Exploring the science of plants, from the field to the lab

Earth Day Everyday: Citizen Scientists Making Plant Research Available to All

Posted in Applied Science on April 21, 2014 by Barbara Thiers

Barbara M. Thiers, Ph.D., is the Patricia K. Holmgren Director of the William and Lynda Steere Herbarium and Vice President for Science Administration at The New York Botanical Garden.


Notes from Nature

Every year around Earth Day, many people wonder if there is anything they can do that will make a difference in the effort to understand and preserve our environment. Of course there is! There are all kinds of volunteer projects for all sorts of interests. Here at The New York Botanical Garden, for instance, volunteers are helping us make a critical part of our scientific collection available online so researchers everywhere can have easy access to the information.
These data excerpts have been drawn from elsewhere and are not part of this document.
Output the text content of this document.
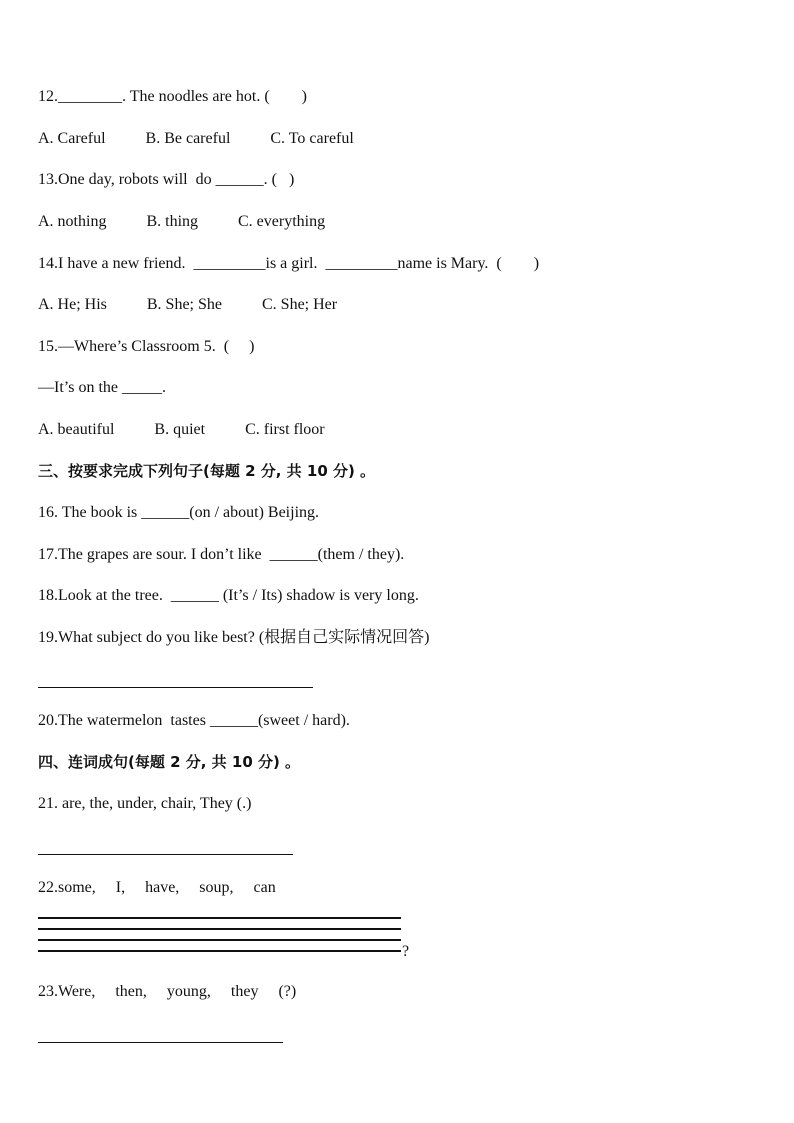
12.________. The noodles are hot. (        )
A. Careful          B. Be careful          C. To careful
13.One day, robots will  do ______. (   )
A. nothing          B. thing          C. everything
14.I have a new friend.  _________is a girl.  _________name is Mary.  (        )
A. He; His          B. She; She          C. She; Her
15.—Where’s Classroom 5.  (     )
—It’s on the _____.
A. beautiful          B. quiet          C. first floor
三、按要求完成下列句子(每题 2 分, 共 10 分) 。
16. The book is ______(on / about) Beijing.
17.The grapes are sour. I don’t like  ______(them / they).
18.Look at the tree.  ______ (It’s / Its) shadow is very long.
19.What subject do you like best? (根据自己实际情况回答)
20.The watermelon  tastes ______(sweet / hard).
四、连词成句(每题 2 分, 共 10 分) 。
21. are, the, under, chair, They (.)
22.some,     I,     have,     soup,     can
?
23.Were,     then,     young,     they     (?)
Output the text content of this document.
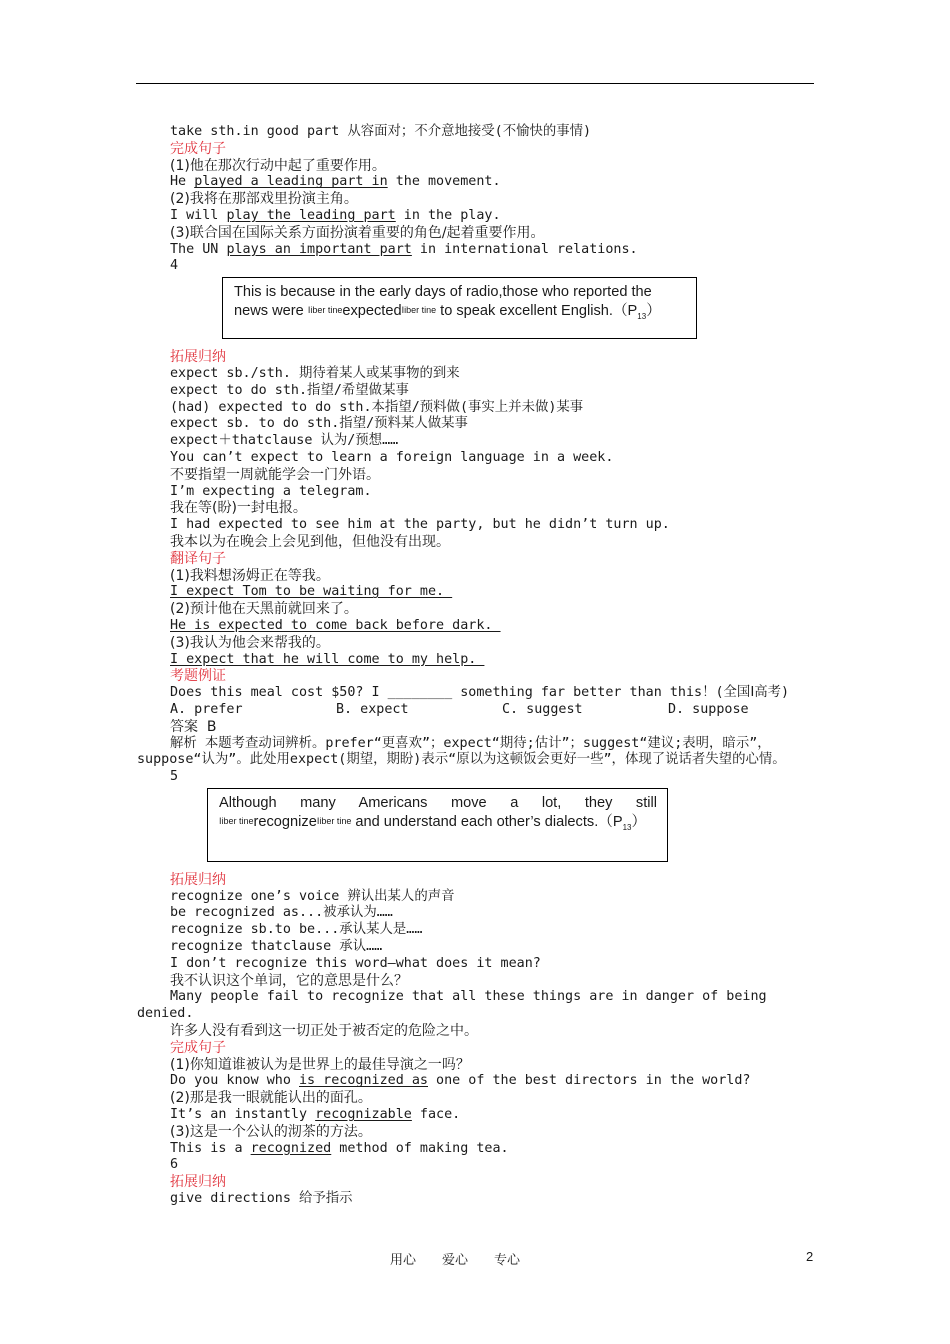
take sth.in good part 从容面对；不介意地接受(不愉快的事情)
完成句子
(1)他在那次行动中起了重要作用。
He played a leading part in the movement.
(2)我将在那部戏里扮演主角。
I will play the leading part in the play.
(3)联合国在国际关系方面扮演着重要的角色/起着重要作用。
The UN plays an important part in international relations.
4
This is because in the early days of radio,those who reported the news were Iiber tineexpectedIiber tine to speak excellent $English.(P_{13})$
拓展归纳
expect sb./sth. 期待着某人或某事物的到来
expect to do sth.指望/希望做某事
(had) expected to do sth.本指望/预料做(事实上并未做)某事
expect sb. to do sth.指望/预料某人做某事
expect＋thatclause 认为/预想……
You can’t expect to learn a foreign language in a week.
不要指望一周就能学会一门外语。
I’m expecting a telegram.
我在等(盼)一封电报。
I had expected to see him at the party, but he didn’t turn up.
我本以为在晚会上会见到他，但他没有出现。
翻译句子
(1)我料想汤姆正在等我。
I expect Tom to be waiting for me.
(2)预计他在天黑前就回来了。
He is expected to come back before dark.
(3)我认为他会来帮我的。
I expect that he will come to my help.
考题例证
Does this meal cost $50? I ________ something far better than this！(全国Ⅰ高考)
A. prefer	B. expect	C. suggest	D. suppose
答案  B
解析 本题考查动词辨析。prefer“更喜欢”；expect“期待;估计”；suggest“建议;表明，暗示”，suppose“认为”。此处用expect(期望，期盼)表示“原以为这顿饭会更好一些”，体现了说话者失望的心情。
5
Although many Americans move a lot, they still
Iiber tinerecognizeIiber tine and understand each other’s $dialects.(P_{13})$
拓展归纳
recognize one’s voice 辨认出某人的声音
be recognized as...被承认为……
recognize sb.to be...承认某人是……
recognize thatclause 承认……
I don’t recognize this word—what does it mean?
我不认识这个单词，它的意思是什么？
Many people fail to recognize that all these things are in danger of being denied.
许多人没有看到这一切正处于被否定的危险之中。
完成句子
(1)你知道谁被认为是世界上的最佳导演之一吗？
Do you know who is recognized as one of the best directors in the world?
(2)那是我一眼就能认出的面孔。
It’s an instantly recognizable face.
(3)这是一个公认的沏茶的方法。
This is a recognized method of making tea.
6
拓展归纳
give directions 给予指示
用心 爱心 专心	2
The William and Lynda Steere Herbarium is taking part in a citizen-scientist transcription project called Notes from Nature, which enlists volunteers to help make the contents of the world’s biological collections accessible to the public through the Internet. Notes from Nature is part of Zooniverse, which has enlisted volunteers to look for new planets and transcribe climate data from ships’ logs. Notes from Nature is celebrating its first anniversary this week and also an important milestone: its volunteers have completed a half million transcriptions!

Currently, Notes from Nature hosts four collections, one of which is the Macrofungi Collection Consortium, which I and fellow Botanical Garden scientist Roy Halling, Ph.D., direct. The goal of the project is to digitize all specimens of mushroom-like fungi held in the 35 participating U.S. museums, botanical gardens and universities, including the Steere Herbarium. When complete, information from about 2 million specimens collected during the past 150 years will be available through MycoPortal, the consortium website.

Mushrooms, puffballs, and conks are all macrofungi. They are important to humans in many ways. For a start, many people like to eat them, but some species are deadly poisonous. Macrofungi are critical to the health of our forests, and recently it has also been discovered that they can play a role in the cleanup of environmental disasters. Through a process called “mycoremediation,” macrofungi are able to break down or remove contaminants such as pesticides and fuel oils.

Despite their importance, we still do not know how many different macrofungi species there are or what factors control when and where they grow. Online access to the collections that will be provided through this project will help scientists answer the many remaining questions about macrofungi.

But one of the challenges to making these specimens available online in a searchable database is that their labels are often filled with handwritten notations about where and when they were collected that have to be read by people, not computers. That’s where Notes from Nature volunteers come in: by transcribing the information on the labels, they are playing a critical role in making the digital record complete so the information can be used by anyone with access to the Internet.

Environmental challenges can seem overwhelming until they’re broken down into manageable pieces. That’s what Notes from Nature volunteers are doing—making a vast amount of vital scientific information available, one specimen at a time.

The Macrofungi Collection Consortium digitization project is funded by the National Science Foundation.